Дождь, опять мне душу изводит дождь, мелкий пакостник. И нет, чтобы вылиться сразу, но это видимо не в его характере, и потому он занудно и мерзко сыплет на мою голову свою влагу, как будто хочет пролить меня насквозь, до костей. Я молча стою у своей черты, и, казалось бы, можно сделать всего шаг, и свет окутает меня, и немного согреет, или же подарит надежду. Но я упрямо стою, стою и смотрю на тебя. Ты как в огромной стеклянной витрине, там с тобой твои друзья, наверняка родственники, и куча непонятных мне, и незнакомых людей. Ты сегодня выглядишь потрясающе, чуть укороченное черное платье, уложенные волосы, улыбка, и меня конечно не видишь. Да и не можешь увидеть, так как полоска света, как граница у моих ног скрывает мой силуэт от твоего взора. Но вдруг ты как будто что-то почувствовала, ты подошла к стене из стекла, и попыталась вглядеться в кажущуюся тебе пустоту. И мне бы сделать маленький шаг, и ты бы увидела меня мокрого, глупого, непонятно зачем здесь стоящего. Но я стою и смотрю на тебя,

Ты медленно проводишь рукой по стеклу, провожая пальцами капли дождя с моей стороны, и ты как будто загрустила, задумалась, но эта ежесекундная пауза быстро проходит. Тебя кто-то отвлекает, и ты закуриваешь сигарету но все же в ту секунду ты что-то почувствовала, чем-то прониклась, что-то вспомнила. Потом закурила, закурила и забыла.

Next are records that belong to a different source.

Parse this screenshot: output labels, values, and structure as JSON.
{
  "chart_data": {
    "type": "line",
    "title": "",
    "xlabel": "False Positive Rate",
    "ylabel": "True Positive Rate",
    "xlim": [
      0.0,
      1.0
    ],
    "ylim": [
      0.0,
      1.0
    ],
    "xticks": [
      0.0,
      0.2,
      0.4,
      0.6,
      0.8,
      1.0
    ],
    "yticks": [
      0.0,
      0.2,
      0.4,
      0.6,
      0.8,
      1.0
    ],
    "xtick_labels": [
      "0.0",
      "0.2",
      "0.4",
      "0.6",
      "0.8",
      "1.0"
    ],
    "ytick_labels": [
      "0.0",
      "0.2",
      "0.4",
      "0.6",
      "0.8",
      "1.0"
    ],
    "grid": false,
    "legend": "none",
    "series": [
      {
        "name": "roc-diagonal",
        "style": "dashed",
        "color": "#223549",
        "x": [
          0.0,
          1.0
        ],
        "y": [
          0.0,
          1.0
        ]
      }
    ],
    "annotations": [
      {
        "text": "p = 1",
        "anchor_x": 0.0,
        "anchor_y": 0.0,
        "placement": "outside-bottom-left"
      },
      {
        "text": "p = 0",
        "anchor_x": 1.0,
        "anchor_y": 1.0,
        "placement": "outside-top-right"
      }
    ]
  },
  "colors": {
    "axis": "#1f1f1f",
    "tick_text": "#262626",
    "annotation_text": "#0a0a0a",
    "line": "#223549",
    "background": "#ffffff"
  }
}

Все приходящее в этот мир, тленно и имеет начало, и имеет конец. И, как бы печально это не звучало, но это, по всей видимости, именно так. И, приближает ли человек свой конец сам, или делаю это я, в сущности разница не большая. Если вопрос во времени. То это спорный вопрос. Кто осмелится высказать такие предположения как, — «Эх пожить бы еще недельку, или денечек». Но, по большому счету, если в этом истина и смысл, хоть малюсенькая правда? Проводя свой день в бессмысленной рутине, бегая за автобусами, подкрепляясь на остановках собачьей едой, не находя не единой минуты для главных, таких простых вещей, есть ли смысл влачить свое существование дальше? Это, как лошадь, что сорвалась в галоп. Но, не от того что били ее по холеным бокам, она просто захотела чего-то другого. И, как бы печально это не звучало, сама смерть, это порою то самое изменение чего-то. Зачем есть свою жизнь?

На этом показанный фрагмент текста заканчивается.